SOUTH AFRICA: According to a press statement issued today, August 6, 2001, by the IMF-affiliated National Union of Metalworkers of South Africa (Numsa), the first day of strike action in the South African car manufacturing industry has seen a 100 per cent stayaway by the workers. The strike, says Numsa, "proves once again that workers cannot be treated with utter contempt. It further proves that wages and working conditions cannot be disregarded on the whim of the employer body."
The union's position is that the workers are making a significant contribution to the auto companies and must be paid accordingly.
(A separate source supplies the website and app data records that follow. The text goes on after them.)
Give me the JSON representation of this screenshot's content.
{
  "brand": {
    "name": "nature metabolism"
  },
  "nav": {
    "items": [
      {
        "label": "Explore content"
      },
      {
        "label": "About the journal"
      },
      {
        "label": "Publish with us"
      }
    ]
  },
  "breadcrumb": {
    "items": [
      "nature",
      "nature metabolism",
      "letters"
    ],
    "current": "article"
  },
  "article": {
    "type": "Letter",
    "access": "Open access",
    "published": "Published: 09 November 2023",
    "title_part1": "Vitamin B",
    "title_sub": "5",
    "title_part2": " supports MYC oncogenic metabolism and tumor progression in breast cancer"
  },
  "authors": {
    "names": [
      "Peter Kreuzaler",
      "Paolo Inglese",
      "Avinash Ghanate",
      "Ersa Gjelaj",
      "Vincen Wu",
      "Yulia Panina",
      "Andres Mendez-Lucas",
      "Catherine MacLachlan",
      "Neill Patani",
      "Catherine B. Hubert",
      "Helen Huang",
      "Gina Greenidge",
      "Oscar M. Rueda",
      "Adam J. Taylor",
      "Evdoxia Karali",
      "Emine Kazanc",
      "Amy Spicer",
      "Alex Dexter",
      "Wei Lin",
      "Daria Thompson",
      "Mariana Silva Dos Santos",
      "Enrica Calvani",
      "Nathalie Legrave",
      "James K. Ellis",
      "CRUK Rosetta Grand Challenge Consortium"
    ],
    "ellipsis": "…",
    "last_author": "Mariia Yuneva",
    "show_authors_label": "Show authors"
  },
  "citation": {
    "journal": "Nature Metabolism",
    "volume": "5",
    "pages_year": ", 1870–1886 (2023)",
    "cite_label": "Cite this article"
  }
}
In recent years South Africa's car sales have gone up tremendously and car exports have boomed. The auto manufacturing industry is one of the country's leading earners of foreign exchange and directly employs some 30,000 people.
Involved in the crippling strike action are 21,000 Numsa members working at the car assembly plants of: DaimlerChrysler, Delta and Volkswagen SA, in the Eastern Cape; Toyota in Kwazula Natal; and Nissan, Ford Samcor and BMW in Gauteng.
The union is asking for a 12 per cent pay increase across the board and a two-year wage agreement, but the employers have limited their offer to 7.5 per cent.
Numsa says the average monthly wage of a worker in the U.S. producing the same car with the same skills is R29,853 ($3,592), in Japan it is R27,467 ($3,306), but in South Africa the car worker's monthly pay is only R3,658 ($440).